Il predicatore: l’America come religione del sé

Negli Stati Uniti la religione non è solo fede. È spettacolo, identità, impresa. La predicazione evangelica – televisiva, performativa, personalistica – ha forgiato milioni di coscienze nel Novecento. E Trump ne è stato allievo, anche se a modo suo.

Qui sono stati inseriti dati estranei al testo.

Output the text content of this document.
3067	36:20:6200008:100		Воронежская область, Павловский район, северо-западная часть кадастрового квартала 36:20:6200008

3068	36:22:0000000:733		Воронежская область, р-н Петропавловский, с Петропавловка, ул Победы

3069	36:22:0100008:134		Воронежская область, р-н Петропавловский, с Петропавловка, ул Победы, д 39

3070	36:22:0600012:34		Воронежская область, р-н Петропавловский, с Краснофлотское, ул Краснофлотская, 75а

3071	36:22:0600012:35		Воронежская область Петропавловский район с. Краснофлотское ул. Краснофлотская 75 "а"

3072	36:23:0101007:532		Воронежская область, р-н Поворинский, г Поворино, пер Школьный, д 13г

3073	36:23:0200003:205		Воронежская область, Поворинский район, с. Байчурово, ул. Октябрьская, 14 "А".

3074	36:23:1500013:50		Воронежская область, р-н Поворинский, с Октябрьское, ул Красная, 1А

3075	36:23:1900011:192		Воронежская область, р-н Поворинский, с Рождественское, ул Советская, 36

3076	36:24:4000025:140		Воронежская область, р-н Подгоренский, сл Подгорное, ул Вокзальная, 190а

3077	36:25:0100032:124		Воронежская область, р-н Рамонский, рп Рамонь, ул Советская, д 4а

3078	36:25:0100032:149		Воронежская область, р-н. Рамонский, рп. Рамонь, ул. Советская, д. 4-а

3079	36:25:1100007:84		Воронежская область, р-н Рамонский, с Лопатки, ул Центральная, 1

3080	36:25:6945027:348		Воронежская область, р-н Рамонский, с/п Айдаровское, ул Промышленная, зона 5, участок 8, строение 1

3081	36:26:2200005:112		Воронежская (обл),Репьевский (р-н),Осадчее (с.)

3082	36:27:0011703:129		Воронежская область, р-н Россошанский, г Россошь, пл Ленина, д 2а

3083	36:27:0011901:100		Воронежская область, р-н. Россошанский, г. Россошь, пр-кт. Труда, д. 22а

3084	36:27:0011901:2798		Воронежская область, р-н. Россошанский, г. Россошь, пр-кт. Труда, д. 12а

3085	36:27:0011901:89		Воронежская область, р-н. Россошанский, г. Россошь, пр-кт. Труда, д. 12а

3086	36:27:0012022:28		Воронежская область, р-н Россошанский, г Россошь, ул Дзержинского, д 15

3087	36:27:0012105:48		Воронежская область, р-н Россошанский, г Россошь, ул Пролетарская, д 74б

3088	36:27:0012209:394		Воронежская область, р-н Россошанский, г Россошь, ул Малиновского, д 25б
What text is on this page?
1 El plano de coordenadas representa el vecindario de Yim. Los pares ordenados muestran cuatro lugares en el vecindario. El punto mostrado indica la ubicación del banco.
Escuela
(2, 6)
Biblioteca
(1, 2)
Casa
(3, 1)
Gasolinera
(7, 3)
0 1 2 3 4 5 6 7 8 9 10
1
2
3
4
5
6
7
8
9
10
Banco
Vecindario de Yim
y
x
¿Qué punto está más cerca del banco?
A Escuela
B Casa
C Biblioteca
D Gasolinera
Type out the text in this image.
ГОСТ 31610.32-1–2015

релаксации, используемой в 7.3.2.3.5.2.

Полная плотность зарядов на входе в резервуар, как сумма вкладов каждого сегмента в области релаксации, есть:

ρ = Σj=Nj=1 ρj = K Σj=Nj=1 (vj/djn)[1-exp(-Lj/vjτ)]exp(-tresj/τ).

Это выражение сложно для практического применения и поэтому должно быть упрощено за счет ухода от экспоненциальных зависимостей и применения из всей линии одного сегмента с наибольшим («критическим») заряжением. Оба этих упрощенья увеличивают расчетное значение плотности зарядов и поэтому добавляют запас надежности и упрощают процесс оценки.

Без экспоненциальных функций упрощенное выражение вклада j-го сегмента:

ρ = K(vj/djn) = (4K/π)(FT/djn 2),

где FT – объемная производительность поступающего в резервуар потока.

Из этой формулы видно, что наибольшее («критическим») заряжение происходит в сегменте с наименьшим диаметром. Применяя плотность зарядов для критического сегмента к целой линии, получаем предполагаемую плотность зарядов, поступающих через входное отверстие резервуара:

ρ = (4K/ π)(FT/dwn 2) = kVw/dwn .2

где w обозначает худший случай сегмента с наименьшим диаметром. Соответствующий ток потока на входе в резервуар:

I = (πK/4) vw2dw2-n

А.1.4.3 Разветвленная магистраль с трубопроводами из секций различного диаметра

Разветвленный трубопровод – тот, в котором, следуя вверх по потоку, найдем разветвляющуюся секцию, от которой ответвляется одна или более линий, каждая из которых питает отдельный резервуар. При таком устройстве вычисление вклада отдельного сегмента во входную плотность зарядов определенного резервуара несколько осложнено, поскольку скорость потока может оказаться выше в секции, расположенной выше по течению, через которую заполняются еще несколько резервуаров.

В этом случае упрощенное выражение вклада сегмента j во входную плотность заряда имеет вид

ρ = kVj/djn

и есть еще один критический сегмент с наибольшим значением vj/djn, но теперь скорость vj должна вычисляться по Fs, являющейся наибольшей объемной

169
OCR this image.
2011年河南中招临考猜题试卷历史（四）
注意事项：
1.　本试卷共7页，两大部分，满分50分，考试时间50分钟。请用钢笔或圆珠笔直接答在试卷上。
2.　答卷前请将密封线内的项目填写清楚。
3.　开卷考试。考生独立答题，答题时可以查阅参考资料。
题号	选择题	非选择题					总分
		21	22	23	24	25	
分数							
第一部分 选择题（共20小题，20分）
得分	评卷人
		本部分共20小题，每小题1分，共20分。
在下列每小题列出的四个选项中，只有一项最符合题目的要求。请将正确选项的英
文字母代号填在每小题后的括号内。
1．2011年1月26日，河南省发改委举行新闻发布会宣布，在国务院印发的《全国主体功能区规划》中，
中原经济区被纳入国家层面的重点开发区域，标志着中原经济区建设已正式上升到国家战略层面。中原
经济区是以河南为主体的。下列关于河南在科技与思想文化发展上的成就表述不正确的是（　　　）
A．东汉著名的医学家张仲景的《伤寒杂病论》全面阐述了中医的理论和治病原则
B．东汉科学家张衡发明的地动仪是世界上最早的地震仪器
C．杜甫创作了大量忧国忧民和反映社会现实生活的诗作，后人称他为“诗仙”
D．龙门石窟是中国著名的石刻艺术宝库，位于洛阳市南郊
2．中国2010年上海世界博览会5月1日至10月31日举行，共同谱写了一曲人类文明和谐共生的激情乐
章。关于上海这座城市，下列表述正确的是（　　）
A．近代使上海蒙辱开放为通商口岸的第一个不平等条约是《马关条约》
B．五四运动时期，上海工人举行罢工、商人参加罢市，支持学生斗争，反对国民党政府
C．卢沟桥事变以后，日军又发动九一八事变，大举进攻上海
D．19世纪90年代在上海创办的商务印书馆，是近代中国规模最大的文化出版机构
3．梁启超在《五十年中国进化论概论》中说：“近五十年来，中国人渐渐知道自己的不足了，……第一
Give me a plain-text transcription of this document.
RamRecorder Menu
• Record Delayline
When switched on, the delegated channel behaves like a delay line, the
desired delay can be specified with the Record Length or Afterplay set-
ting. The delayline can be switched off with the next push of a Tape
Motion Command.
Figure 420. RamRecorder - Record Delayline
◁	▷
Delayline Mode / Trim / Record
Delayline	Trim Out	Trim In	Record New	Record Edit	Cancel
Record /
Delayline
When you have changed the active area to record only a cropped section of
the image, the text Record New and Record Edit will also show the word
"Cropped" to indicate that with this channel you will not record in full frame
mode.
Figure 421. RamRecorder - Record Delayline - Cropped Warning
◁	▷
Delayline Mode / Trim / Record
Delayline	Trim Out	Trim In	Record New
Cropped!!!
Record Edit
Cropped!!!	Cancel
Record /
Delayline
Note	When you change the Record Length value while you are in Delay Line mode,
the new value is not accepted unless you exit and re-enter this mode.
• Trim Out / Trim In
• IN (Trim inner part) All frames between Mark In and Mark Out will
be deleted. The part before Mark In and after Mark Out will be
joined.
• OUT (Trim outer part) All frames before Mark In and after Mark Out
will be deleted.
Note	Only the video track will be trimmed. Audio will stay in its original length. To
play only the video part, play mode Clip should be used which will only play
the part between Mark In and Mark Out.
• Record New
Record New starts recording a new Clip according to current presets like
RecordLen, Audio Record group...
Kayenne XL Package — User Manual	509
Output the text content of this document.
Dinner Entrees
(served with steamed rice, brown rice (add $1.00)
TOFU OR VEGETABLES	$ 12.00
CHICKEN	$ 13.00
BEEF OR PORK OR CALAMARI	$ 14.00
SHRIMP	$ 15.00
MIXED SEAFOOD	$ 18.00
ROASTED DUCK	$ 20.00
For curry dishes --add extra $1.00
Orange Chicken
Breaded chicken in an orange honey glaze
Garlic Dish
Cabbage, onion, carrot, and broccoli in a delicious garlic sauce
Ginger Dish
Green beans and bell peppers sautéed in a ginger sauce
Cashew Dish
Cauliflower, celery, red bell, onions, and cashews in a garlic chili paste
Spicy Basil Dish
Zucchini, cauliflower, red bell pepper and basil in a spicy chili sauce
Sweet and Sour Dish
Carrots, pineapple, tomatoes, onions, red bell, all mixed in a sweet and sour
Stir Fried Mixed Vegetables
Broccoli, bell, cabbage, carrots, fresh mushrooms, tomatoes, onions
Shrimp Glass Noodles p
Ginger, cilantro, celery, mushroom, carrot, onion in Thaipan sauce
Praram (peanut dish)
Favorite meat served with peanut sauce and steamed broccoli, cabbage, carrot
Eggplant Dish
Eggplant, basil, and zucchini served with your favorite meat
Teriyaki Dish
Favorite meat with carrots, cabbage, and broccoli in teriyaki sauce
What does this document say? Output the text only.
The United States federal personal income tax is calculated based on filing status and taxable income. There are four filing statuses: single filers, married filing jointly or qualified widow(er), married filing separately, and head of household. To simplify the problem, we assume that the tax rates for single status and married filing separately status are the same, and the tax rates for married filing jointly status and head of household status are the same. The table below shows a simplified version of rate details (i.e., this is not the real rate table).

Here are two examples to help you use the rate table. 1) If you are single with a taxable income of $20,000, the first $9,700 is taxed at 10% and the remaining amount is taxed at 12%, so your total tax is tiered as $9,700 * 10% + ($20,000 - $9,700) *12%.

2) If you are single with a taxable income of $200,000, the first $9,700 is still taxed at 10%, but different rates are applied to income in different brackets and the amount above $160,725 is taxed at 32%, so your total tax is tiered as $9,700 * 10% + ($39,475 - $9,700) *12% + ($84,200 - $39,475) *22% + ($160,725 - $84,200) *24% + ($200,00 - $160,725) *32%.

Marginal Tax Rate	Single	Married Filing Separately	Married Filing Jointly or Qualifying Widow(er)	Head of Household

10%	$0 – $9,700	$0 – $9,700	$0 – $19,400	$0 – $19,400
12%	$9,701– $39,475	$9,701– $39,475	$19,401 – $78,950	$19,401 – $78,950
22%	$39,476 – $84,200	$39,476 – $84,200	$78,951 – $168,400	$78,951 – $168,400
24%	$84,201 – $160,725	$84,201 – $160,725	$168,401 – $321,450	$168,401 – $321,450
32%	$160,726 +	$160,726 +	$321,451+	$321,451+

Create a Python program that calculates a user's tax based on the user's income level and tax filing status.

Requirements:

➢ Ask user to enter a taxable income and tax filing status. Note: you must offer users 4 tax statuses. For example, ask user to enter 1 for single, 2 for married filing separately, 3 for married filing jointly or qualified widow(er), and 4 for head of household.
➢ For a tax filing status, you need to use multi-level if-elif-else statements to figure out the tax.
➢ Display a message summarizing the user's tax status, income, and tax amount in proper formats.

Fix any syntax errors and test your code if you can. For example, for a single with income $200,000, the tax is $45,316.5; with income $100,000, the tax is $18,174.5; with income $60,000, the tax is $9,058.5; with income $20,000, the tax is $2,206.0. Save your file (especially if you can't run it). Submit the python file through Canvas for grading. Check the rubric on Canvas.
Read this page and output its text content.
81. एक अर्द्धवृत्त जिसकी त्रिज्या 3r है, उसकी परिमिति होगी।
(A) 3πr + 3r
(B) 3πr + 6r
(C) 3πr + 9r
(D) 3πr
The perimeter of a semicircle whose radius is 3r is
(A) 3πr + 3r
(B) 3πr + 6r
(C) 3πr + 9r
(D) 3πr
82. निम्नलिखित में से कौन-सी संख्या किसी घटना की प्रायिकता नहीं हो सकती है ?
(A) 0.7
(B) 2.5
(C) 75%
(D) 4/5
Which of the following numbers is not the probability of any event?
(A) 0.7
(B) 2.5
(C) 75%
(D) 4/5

Fin da ragazzo, fu influenzato da Norman Vincent Peale, pastore presbiteriano e autore di The Power of Positive Thinking. Peale non predicava il Vangelo, ma l’ottimismo performativo: non ciò che sei, ma ciò che credi di essere, ti definisce. Trump lo frequentò, lo ascoltò, ne assimilò il messaggio. Non come fede, ma come strategia.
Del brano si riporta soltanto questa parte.